There is no default breeze theme unfortunatley, at least not one that isn't a function of time because they can't help themselves from messing with it instead of crating a new theme.
Konsole on left, ghostty (which is gtk) on right. The latter has at least 3 additional lines visible outputting the same command. The giant copy paste buttons, tab bar which wastes a ton of space, are typical of kde apps. The klutter isn’t just visually annoying it makes the apps less useful.
Honestly this is the only complaint I agree with. KDE plasma desktop and its configurability looks and feels great... but all their in house actual windowed applications like Konsole and Kate are mediocre at best. All that duplicated effort seems wasteful.
It's honestly just Konsole. Kate is very good, you can legitimately use it as a vscode replacement if you want. Dolphin is also the best file manager and it's not even close.
I don't want Kate to be vscode, I want it to be notepad.exe. I want it to open a document instantly and let me edit and save and close with no distractions or delays.
I wonder how much QT has to do with this. AFAIK the only _decent_ bindings are still C++ and Python. For KDE it might just be C++?
There's plenty of valid criticism of GTK but choosing C over C++ isn't one of them. It seems like there is a new Rust GTK app every week, and other languages as well, thanks to the availability of bindings.
I'm curious how long relying on C++ contributions is going to last.
Look at it and tell me this is normal. I love Plasma but oh man do they need to hire a real designer. Someone with balls to unfuck the interface and move all advanced settings out of GUI into a well documented config file.
That seems a bit contrived to me. Okay, that particular place is pretty deeply nested, but it's clearly a regular menu tucked away in there, with a option to show the menu bar. If you turn that on, then those options are half as deep. Or if you don't need to adjust those options, you don't go that deep.
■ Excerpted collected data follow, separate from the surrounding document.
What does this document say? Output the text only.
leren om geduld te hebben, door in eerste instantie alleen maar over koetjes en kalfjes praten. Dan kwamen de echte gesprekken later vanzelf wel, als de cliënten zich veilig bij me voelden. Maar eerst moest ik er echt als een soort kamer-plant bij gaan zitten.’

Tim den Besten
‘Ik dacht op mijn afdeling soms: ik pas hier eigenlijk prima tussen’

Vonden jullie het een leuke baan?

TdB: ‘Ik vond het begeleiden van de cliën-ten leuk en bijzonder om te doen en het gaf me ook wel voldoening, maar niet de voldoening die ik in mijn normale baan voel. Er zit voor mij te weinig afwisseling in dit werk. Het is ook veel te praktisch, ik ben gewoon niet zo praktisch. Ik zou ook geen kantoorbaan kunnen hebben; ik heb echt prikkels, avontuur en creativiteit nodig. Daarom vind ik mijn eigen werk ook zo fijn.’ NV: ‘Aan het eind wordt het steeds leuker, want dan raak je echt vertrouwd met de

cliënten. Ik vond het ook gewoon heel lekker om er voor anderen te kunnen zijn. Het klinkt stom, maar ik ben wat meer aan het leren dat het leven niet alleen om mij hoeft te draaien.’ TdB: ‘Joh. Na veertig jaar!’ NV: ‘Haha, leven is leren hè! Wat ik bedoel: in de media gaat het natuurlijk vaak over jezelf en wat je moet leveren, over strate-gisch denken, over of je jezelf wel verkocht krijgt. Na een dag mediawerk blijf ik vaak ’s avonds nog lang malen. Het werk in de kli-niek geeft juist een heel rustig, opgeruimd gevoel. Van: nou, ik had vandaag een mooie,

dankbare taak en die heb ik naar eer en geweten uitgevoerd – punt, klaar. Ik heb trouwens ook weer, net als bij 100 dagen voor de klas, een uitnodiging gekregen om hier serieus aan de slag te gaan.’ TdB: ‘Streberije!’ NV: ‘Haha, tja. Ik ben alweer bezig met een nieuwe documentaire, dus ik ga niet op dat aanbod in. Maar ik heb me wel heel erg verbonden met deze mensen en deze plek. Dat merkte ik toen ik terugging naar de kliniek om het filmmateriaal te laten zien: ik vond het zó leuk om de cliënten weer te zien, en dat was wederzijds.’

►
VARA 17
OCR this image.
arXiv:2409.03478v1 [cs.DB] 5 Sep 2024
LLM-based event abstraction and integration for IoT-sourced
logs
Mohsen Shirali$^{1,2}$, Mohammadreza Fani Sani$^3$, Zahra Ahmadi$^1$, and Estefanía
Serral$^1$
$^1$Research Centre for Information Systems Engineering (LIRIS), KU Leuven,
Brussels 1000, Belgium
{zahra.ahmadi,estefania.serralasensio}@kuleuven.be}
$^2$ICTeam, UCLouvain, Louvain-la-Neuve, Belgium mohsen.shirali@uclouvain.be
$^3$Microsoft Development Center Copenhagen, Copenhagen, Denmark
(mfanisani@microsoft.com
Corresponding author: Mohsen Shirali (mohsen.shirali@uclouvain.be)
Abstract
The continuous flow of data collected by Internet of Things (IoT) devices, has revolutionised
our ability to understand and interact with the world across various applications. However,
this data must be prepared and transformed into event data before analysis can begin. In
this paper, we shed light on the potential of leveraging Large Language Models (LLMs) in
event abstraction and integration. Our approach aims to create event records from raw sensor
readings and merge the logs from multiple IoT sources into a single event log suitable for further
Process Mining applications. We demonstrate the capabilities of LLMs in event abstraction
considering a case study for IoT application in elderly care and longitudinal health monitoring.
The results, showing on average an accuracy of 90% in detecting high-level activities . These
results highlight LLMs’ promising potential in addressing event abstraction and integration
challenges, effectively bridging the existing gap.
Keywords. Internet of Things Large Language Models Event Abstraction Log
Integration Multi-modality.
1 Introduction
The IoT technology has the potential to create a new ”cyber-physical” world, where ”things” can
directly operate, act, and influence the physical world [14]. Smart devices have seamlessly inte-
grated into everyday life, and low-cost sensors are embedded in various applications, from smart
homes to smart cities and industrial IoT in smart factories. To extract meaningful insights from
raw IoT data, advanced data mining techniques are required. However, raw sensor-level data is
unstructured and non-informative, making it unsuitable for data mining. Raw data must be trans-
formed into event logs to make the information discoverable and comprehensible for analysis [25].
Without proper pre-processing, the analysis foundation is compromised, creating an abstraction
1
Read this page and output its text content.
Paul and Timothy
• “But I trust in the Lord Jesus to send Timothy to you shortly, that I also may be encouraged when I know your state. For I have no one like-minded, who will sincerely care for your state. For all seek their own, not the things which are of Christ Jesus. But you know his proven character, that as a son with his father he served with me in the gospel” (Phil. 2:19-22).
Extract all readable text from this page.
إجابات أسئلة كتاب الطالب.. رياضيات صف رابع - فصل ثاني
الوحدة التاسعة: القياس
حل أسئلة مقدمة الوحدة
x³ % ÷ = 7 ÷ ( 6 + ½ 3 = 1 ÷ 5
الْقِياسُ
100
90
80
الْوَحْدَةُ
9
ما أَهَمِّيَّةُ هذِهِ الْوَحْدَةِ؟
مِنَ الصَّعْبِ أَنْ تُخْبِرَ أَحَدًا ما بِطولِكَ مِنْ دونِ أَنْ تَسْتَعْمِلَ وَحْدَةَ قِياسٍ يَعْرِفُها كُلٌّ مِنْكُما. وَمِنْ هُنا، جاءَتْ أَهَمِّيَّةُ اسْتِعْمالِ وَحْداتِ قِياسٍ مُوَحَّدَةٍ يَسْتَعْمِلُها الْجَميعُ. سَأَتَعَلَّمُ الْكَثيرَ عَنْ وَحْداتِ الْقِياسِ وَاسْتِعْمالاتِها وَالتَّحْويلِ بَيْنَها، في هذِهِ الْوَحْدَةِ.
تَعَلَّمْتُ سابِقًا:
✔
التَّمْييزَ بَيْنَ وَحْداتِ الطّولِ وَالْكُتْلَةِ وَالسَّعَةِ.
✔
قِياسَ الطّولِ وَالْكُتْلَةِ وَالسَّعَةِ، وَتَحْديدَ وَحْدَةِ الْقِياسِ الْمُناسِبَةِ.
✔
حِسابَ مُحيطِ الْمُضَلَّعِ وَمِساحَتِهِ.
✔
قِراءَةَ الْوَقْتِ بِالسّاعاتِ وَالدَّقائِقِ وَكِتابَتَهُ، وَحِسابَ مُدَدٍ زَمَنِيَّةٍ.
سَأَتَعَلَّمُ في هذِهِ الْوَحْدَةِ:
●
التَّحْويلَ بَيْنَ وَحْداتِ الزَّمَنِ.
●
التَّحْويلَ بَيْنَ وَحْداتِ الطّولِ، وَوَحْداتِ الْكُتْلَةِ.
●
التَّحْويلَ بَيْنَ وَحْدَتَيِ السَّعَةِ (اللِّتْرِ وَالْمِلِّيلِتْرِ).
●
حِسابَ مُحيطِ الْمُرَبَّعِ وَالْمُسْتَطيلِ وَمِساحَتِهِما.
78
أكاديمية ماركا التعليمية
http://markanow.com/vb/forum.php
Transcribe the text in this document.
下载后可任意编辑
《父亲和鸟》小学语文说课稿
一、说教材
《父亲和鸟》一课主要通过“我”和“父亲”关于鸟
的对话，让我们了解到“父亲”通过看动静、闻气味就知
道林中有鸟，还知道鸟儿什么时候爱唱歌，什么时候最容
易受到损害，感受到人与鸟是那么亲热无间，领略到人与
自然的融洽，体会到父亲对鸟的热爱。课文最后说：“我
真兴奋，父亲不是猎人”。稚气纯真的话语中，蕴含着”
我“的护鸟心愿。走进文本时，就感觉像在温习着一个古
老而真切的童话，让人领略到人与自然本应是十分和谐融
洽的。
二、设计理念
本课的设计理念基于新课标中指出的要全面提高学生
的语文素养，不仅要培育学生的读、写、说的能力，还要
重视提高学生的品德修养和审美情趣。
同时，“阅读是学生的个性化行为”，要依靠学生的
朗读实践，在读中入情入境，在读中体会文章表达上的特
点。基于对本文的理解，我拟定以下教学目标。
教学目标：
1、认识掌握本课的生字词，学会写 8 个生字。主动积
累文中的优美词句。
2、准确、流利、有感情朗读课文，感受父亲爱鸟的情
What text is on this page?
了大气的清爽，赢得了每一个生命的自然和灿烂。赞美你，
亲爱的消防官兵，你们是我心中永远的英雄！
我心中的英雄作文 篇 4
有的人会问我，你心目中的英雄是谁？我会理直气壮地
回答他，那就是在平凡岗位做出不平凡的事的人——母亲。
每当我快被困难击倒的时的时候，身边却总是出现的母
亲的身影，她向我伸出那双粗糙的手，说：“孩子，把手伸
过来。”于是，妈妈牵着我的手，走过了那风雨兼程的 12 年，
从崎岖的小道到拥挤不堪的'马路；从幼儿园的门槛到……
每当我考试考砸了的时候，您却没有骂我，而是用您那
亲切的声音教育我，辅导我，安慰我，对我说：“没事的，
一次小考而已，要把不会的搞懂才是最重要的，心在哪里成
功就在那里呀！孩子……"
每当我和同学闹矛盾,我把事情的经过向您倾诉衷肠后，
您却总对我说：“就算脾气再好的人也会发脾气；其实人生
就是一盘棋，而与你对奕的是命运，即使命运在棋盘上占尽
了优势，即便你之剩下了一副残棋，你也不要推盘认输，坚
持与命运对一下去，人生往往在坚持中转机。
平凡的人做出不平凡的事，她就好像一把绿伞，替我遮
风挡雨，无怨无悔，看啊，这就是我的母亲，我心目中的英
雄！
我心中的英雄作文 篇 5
The sibling comment, meanwhile, is complaining about extra space devoted to explicit controls for all of the extra options. Well, you can't have it both ways. If you want to have a lot of features and options, you have to either devote some space in the main UI to them, or have a lot of deeply nested menus like that.
Or I guess you could do a config file somewhere, but IMO that's even worse. If we're going to complain about bad UIs, isn't it even worse than some deeply nested menus to need to open a separate file somewhere else with a separate program and learn whatever config file syntax they happen to use.
While I prefer deeply nested menus (and I acknowledge I'm a weirdo at that) there's plasma-manager if you happen to use Nix and home-manager. I don't know if it will help in that specific case but if you'd rather have the config in a well documented file this could generally help.
Nothing wrong with nested menus. The problem is that plasma has a classic File menu inside of a hamburger menu hidden under a "More" button with a whole set of duplicated options that can be found in other parts of the interface. It's nuts.
I'd rather have all that mess removed and settings 1% of the user base "needs" moved to a config file. I don't want to add an another layer of complexity with external configuration tools.
No alignment issues, menus sorted by professional designers, easier to learn UX like ribbon menus and a lot more.
Feel like the design issues stem from it being shaped by existing power users. Familiarity tend to downplay design issues so stability took priority, even though the UX never should've been stabilised in the first place.